Les paradoxes des législatives : le FLN 6,11% de voix et 75% de la population non représentée

La répartition des sièges à l'assemblée
La répartition des sièges à l'assemblée

Il me semble utile à partir des données officielles de mettre en relief le poids de chaque parti dans la société afin de mettre en relief ce paradoxe, la régression du FLN et du RND en termes de voix et le nombre croissant de sièges de députés dans la future assemblée.

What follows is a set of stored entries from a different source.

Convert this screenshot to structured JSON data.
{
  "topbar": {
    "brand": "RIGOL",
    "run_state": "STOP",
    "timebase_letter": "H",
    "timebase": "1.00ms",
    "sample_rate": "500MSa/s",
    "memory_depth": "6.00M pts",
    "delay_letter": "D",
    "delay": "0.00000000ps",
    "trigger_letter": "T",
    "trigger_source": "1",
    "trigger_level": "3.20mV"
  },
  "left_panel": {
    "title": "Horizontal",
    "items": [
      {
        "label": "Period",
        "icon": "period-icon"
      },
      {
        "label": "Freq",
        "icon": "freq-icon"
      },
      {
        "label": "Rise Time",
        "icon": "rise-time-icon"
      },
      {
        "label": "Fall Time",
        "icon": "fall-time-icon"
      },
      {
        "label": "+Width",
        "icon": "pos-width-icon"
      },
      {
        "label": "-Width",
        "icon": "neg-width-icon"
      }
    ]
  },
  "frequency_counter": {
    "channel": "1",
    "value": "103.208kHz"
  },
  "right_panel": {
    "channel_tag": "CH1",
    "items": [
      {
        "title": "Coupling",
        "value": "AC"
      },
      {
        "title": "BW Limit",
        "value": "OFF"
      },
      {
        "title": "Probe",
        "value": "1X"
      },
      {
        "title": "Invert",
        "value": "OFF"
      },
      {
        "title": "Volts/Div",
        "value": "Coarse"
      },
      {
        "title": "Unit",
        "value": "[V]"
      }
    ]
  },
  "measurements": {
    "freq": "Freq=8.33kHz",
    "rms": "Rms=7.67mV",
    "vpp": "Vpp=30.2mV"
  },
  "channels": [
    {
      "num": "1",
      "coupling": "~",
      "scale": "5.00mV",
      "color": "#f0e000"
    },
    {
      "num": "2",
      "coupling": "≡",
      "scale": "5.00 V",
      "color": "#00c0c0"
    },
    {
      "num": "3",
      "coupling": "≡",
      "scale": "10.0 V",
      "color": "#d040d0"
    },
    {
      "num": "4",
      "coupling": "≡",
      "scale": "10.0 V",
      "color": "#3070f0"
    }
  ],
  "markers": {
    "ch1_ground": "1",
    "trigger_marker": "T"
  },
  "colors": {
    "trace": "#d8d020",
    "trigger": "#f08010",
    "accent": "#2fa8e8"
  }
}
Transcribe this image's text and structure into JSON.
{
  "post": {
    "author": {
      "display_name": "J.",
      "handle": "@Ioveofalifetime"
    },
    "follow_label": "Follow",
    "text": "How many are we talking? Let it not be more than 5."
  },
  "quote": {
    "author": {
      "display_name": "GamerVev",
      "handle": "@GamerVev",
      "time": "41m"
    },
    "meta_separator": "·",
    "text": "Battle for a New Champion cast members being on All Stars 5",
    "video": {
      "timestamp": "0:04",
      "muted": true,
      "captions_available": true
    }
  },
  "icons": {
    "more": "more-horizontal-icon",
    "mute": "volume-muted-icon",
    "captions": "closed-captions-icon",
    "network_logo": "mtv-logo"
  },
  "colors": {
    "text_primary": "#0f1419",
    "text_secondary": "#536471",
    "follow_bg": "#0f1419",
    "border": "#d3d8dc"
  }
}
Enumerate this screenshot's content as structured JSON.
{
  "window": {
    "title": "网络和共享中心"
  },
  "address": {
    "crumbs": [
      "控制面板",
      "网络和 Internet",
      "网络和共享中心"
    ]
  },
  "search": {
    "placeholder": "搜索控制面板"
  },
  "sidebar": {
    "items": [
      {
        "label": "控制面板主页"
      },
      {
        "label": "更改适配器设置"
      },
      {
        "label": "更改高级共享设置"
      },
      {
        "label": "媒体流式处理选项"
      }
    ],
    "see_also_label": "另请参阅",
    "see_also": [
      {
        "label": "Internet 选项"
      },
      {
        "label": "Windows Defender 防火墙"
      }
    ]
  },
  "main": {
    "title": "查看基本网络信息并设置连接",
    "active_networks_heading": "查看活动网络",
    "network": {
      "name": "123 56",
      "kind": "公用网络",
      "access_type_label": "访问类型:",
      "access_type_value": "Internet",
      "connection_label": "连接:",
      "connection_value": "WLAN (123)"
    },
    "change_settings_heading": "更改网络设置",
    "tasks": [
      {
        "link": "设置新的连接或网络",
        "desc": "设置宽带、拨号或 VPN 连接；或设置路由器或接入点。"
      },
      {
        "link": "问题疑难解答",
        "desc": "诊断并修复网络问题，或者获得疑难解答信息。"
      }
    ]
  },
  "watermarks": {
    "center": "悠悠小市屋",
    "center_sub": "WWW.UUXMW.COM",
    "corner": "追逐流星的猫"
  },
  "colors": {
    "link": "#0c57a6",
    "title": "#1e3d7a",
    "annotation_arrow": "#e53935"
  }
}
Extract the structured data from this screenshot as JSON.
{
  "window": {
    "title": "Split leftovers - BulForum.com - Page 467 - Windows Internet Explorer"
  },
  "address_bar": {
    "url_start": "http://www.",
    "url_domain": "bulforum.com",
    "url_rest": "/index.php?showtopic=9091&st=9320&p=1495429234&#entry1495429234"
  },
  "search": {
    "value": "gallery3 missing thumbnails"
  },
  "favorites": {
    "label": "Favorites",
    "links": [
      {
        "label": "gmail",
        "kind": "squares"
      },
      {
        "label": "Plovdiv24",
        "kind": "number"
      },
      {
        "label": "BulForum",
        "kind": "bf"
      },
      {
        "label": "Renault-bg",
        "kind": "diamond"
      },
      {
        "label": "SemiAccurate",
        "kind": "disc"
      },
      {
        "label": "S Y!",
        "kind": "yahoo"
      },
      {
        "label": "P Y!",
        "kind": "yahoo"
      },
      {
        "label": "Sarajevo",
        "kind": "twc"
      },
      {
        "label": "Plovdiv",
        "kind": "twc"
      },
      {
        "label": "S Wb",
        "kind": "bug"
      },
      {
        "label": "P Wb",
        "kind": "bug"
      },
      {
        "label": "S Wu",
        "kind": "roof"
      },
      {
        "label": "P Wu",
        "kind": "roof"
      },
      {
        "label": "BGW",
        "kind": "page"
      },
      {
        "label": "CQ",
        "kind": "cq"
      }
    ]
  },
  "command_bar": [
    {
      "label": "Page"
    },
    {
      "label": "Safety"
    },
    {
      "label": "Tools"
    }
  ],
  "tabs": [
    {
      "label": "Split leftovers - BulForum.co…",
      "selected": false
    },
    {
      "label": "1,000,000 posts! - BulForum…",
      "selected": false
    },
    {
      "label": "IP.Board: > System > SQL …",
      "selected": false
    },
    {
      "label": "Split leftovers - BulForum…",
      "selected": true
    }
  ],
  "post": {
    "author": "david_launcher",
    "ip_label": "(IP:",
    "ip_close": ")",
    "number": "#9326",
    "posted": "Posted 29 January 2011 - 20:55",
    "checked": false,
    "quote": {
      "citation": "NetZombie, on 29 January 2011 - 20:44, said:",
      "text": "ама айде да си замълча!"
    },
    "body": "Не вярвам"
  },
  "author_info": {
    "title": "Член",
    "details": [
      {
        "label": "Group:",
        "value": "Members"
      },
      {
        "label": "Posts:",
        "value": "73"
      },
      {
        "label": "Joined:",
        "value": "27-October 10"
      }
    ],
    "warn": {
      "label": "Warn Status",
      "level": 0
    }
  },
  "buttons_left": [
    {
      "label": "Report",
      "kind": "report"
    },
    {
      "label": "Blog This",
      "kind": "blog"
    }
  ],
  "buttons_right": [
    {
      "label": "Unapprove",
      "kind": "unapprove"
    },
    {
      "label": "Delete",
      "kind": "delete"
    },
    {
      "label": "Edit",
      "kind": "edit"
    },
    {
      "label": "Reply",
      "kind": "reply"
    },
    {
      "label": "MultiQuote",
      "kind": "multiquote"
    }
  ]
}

Il convient au préalable de préciser deux éléments pour comprendre les résultats qui suivent. Premièrement la loi électorale, dans ses articles 86 et 87 fixe la clé de répartition des sièges et son niveau et la méthode de calcul du quotient électoral qui est le résultat du rapport entre le nombre des suffrages exprimés moins les suffrages des listes n'ayant pas franchi le seuil de 5% des voix et le nombre des sièges à pouvoir. Pour les résultats officiels des élections législatives du 10 mai 2012, le nombre d’électeurs inscrits a été de 21.645.841, le nombre de votants de 9.339.026, le nombre de suffrages exprimés de donnant une participation officielle de 43,14% avec un nombre de bulletins nuls de 1.704.047. J’ai établi quatre ratios en référence aux nombre de votants pour chaque parti : le ratio nombre de sièges par rapport au total des 462 sièges ; le ratio suffrages recueillis sur nombre d’inscrits ; le ratio par rapport aux votants ; le ratio suffrages sur suffrages exprimés.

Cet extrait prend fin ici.